According to the powers that be (recently, the LA Times and Salon, among others) female genital mutilation vaginal “rejuvenation” procedures are on the rise, leaving an unknown percentage of women everywhere convinced that something’s wrong with their vajayjays (thanks, Grey’s! And I thought all you had left to offer were dubious plot arcs and increasingly poor casting choices, having now rid yourself of the venerable Erica Hahn). But I digress, uh, as usual. Back to the old vag. Now, I’ve long associated the notion of rejuvenation with, well, sleep – around here, that’s called a 20-minute nap – a few precious, stolen moments during which a 13-month old isn’t punching me in the face or shrieking that he wants food.

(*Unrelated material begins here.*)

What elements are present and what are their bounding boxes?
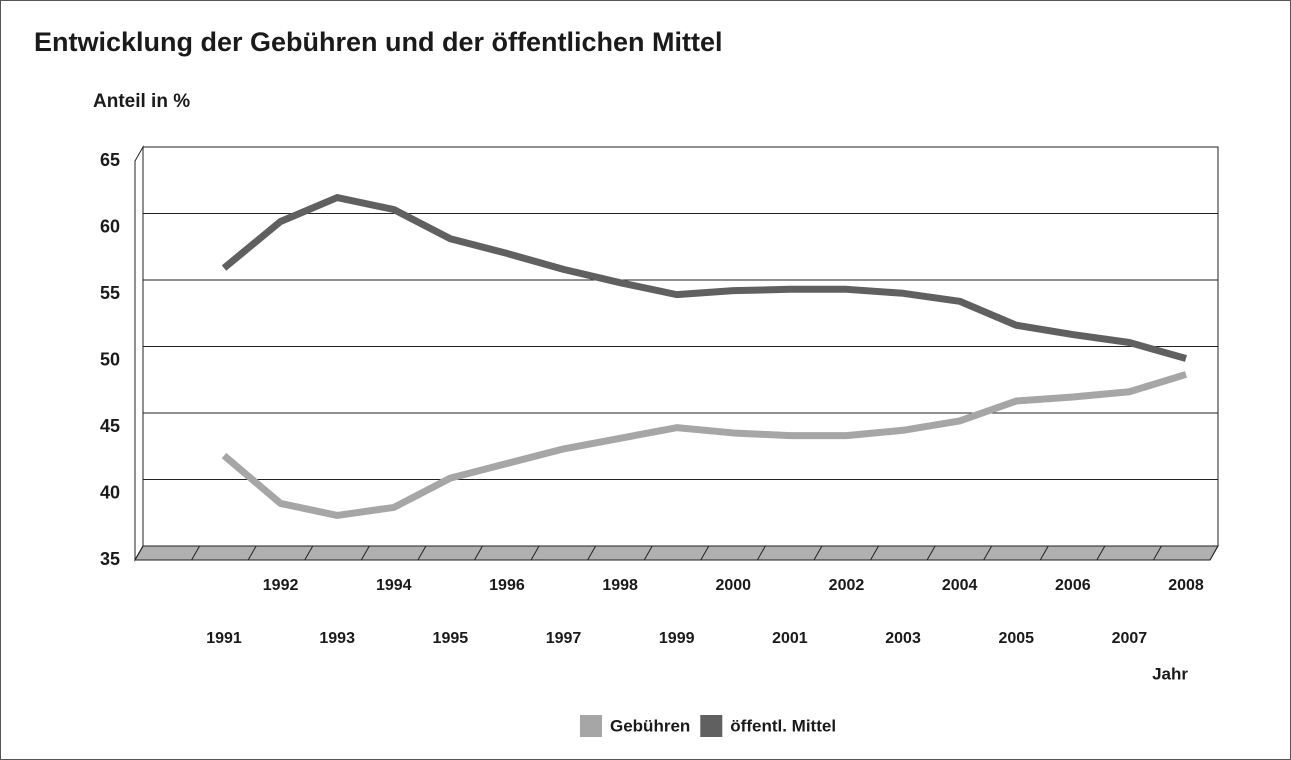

Not with the surgical trimming of my labia, tightening of my, er, diameters, or an injection into my G-spot for improved orgasms (god knows I’d certainly take the latter if it came right down to it, though. Just saying.)
Regardless, I’m fighting mad that I (and you, if you’re got a vajayjay yourself, so listen up) am now supposed to fret about not only my hair, the ever-problematic Ts and A, thighs, face, and facial lip size and shape but also those lips that, let’s be honest, next to no one sees. I mean, maybe during that pinnacle of sexual experimentation my 20s, or before pregnancy and childbirth stretched the shit out of them slightly changed their appearance, but not these days, right? Aren’t I supposed to be worried about the economy, the presidency, how the kid’s going to ever make it college or how I’m going to figure out exactly what I want to do for the second of the alleged five to six careers I’m supposed to have before I retire? My cholesterol, maybe? And doesn’t our apparent inability to avoid caving to trends already bilk us out of gazillions of dollars each year, spent, often in vain, to meet a rigorous, ridiculous, and generally unattainable standard of beauty and desirable femininity.? And this was before we were told our Betties were ugly and desperately in need of liposculpturing, vaginal diameter reduction, labioplasty, and G-spot puffing.
Dr. David Matlock, MD, MBA, and FACOG, and the progenitor of both the trademarked “G-Spot Amplification” (“G-Shot”) and the “Wonder Woman Makeover” (a ginormous, five-procedures-in-one megasurgery in which a patient typically undergoes “laser vaginal rejuvenation, laser reduction labioplasty, liposculpturing with Brazilian Butt Augmentation, and breast augmentation” on the same day) performs these procedures at the Laser Vaginal Rejuvenation Institute of Los Angeles and on E’s reality-cum-docudrama “Dr. 90210.” That’s tight, man. Really, really . . . tight.
That’s right. There’s a spa-like institute for your drooping kitty, a cavernous fixer-upper if there ever were one, and a bevy of surgical procedures to, um, “empower” you and offer you “alternatives”. And it’s in L.A. Uncanny. And herein lies a good part of the problem – by ingeniously creating, selling, and maintaining the notion that something must be terribly wrong with the vagina you were born with, Matlock and friends have imbued us with even more self-hatred than we already exercise via these professed alternatives, which, coincidentally, cost a great deal of money and continue to sustain a culture in which only the very privileged can attain the increasingly impossible standard while the rest of us can just eff off. I’m only pretty sure that your insurance isn’t going to pay for you to whack off your labia because they aren’t porn enough or blow up your G-spot with helium (collagen? Botox? Kool Aid?) because you want to better please your male partner yourself sexually.
I’m not denying that there’s a very real need for vaginal reconstructive surgery, and I don’t wish to downplay the very real mass shunning of women in various cultures whose sex organs are hurt, damaged, or destroyed in childbirth, through rape, and via female genital mutilation. And, to be fair, that bastion of the “pretty kitty” offers reconstructive solutions to real problems, like urinary incontinence and vulvar injury. But these procedures make up – you guessed it – the minority. A small one (minority that is, not vagina. If yours were already small enough, you wouldn’t have read this far, would you?) Vaginal rejuvenation is largely marketed to women who have unfortunately internalized the notion that they just aren’t aesthetically pleasing down there and largely performed on women for aesthetic reasons alone. And that really, really sucks. I’m pretty sure that people have had satisfying, sexy-Rexy sex and have been aesthetically drawn to one another across time and space before the advent of this kind of cosmetic surgery . . . and that men and women probably didn’t turn down a solid roll in the proverbial hay because their partner’s labia was too thick, too long, too dark, too Sideways, just too too. Too something. Excuse me while I go take a look, down there, before I punch MYSELF in the face.